There’s good news and bad news for Americans who want to avoid a catastrophic conflict with the world’s eighth-largest army. Lowering the blood pressure of pacifists everywhere, Trump reportedly isn’t interested in a strike on Iran following an attack on a Saudi oil facility that may still potentially put a major dent in the market. (U.S. officials believe Tehran is behind the drone strike.) Bringing that same blood pressure back to Cheney-ian levels of hypertension, NBC News reports that the administration is preparing possible sites for retaliatory strikes or cyberattacks, just in case the president leans toward action:
In a national security meeting on Monday, U.S. military leaders provided President Donald Trump with a menu of possible actions against Iran. But the president, seeking a narrowly focused response that wouldn’t draw the U.S. into broader military conflict with Iran, asked for more options, people briefed on the meeting said …
In the wake of Sunday’s attack, U.S. military planners have revisited a long-identified list of potential Iranian targets that could constitute a proportional response. Those include a strike on Iran’s Abadan oil refinery, one of the world’s largest, or Kharg Island, Iran’s biggest oil export facility. Attacks on either location would significantly impede Iran’s ability to process and sell oil, which the Trump administration has already been working to restrict after pulling out of the Iran nuclear deal.

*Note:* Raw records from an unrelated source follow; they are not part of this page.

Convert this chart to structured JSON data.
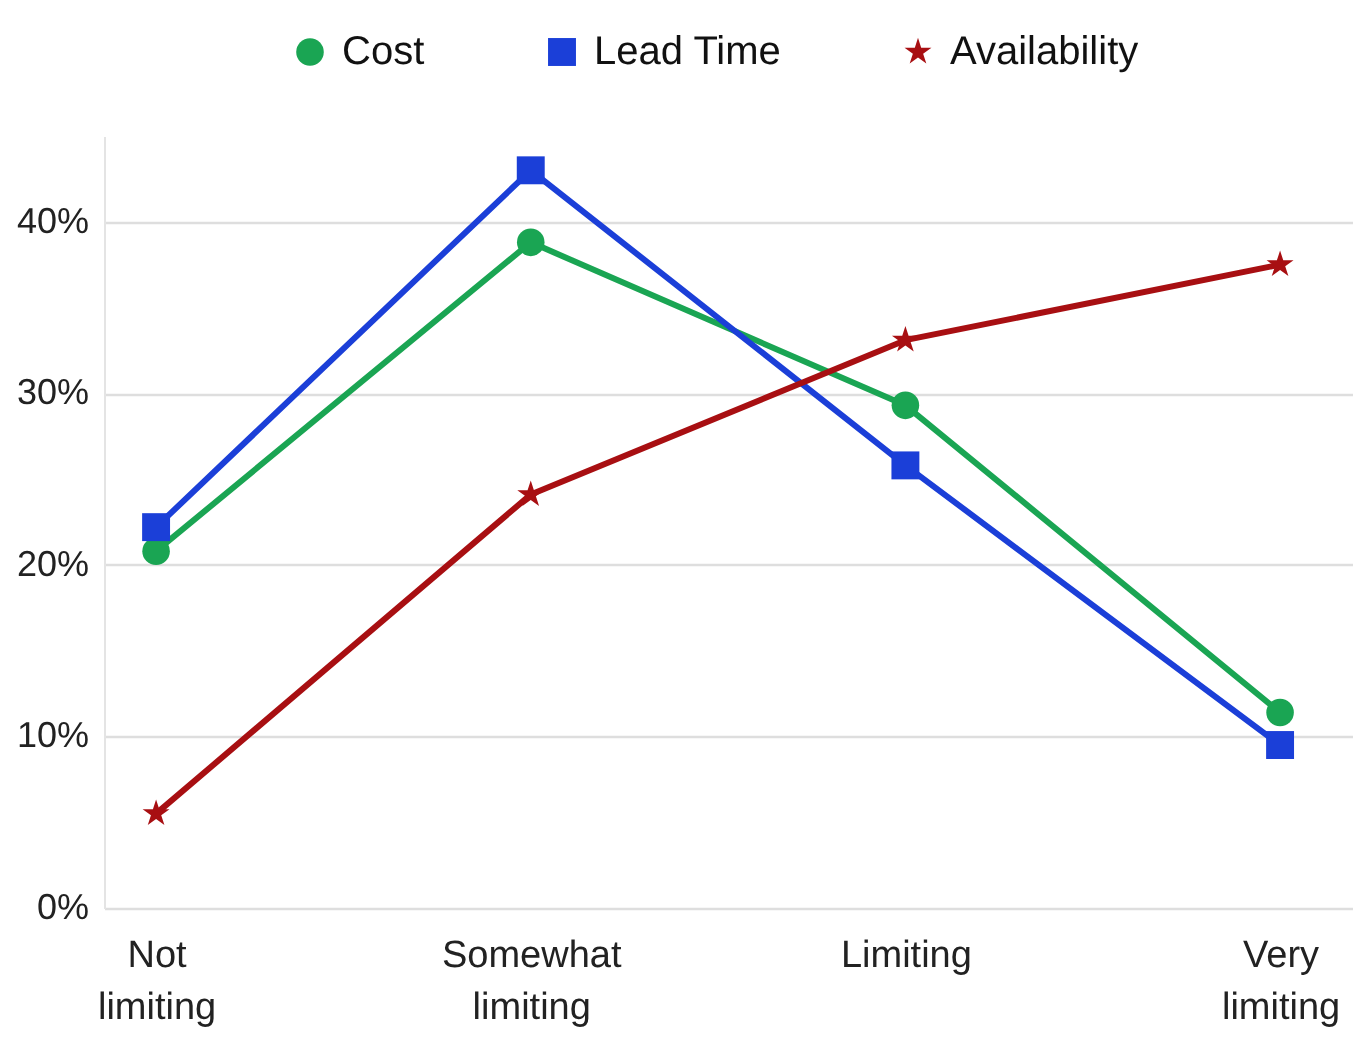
{
  "chart_data": {
    "type": "line",
    "categories": [
      "Not limiting",
      "Somewhat limiting",
      "Limiting",
      "Very limiting"
    ],
    "series": [
      {
        "name": "Cost",
        "color": "#1aa553",
        "marker": "circle",
        "line_style": "solid",
        "values": [
          20.8,
          38.8,
          29.3,
          11.4
        ]
      },
      {
        "name": "Lead Time",
        "color": "#1b3fd8",
        "marker": "square",
        "line_style": "solid",
        "values": [
          22.2,
          43,
          25.8,
          9.5
        ]
      },
      {
        "name": "Availability",
        "color": "#a80f12",
        "marker": "star",
        "line_style": "solid",
        "values": [
          5.5,
          24.1,
          33.1,
          37.5
        ]
      }
    ],
    "ylim": [
      0,
      45
    ],
    "yticks": [
      {
        "value": 0,
        "label": "0%"
      },
      {
        "value": 10,
        "label": "10%"
      },
      {
        "value": 20,
        "label": "20%"
      },
      {
        "value": 30,
        "label": "30%"
      },
      {
        "value": 40,
        "label": "40%"
      }
    ],
    "grid": "y",
    "legend": "top"
  }
}
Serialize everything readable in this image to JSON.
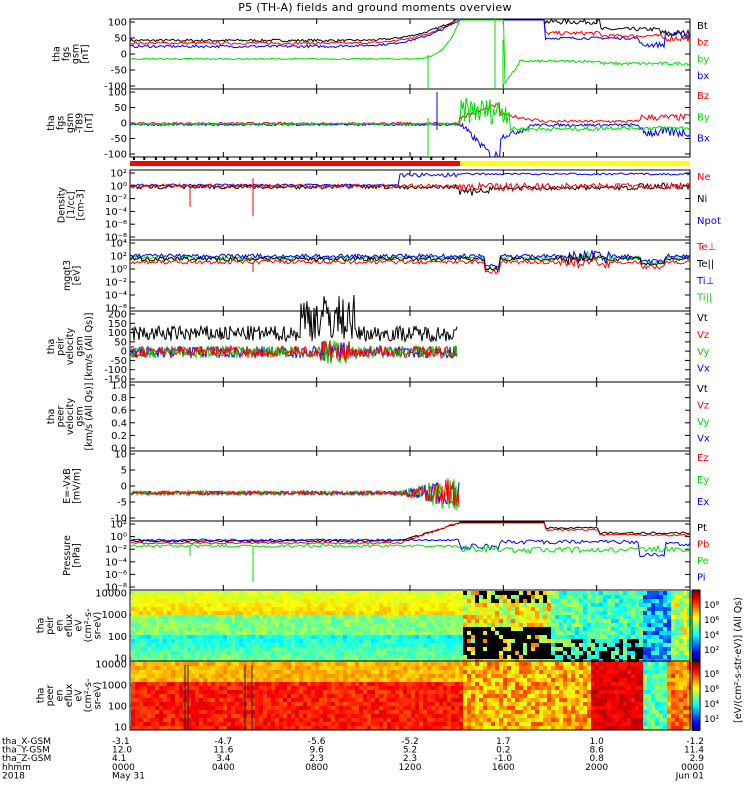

Other possibilities include hitting missile launch sites, bases or other assets belonging to the Islamic Revolutionary Guard Corps, the elite Iranian military unit blamed for much of Iran’s paramilitary operations against adversaries outside of the country.
Unlike the president’s claim on Monday that the U.S. military is essentially a mercenary force sold to the highest bidder on the Arabian peninsula, NBC reports that the administration is considering a plan in which the Saudi military would strike Iran, with U.S. forces staying at a proxy distance. To be clear, the report indicates that military action is not imminent and that “no decision has been made.” And even if the president decides to target Iran, he could revoke his decision, as he did in June, when Trump called off a retaliatory strike following the downing of an American drone while planes were in the air.
Despite the president’s “locked and loaded” posturing, it appears that he is still reluctant to directly engage Iran. In a report from Politico on Tuesday, Trump does not want military action, as it conflicts with his “campaign vows to reduce foreign entanglements.” But a campaign pledge has never stopped the president before; a more pressing matter he is considering involves a possible recession caused by an Iran conflict hurting his chances at reelection.
On Monday afternoon, Trump mused: “Do I want war? I don’t want war with anybody. I’m somebody that would like not to have war.” Thankfully, most Americans agree: In a Gallup poll from August, 78 percent of citizens prefer “economic/diplomatic” measures to military ones. At the same time, Trump — ever the mixed messenger — said Monday that “we’re prepared more than anybody.”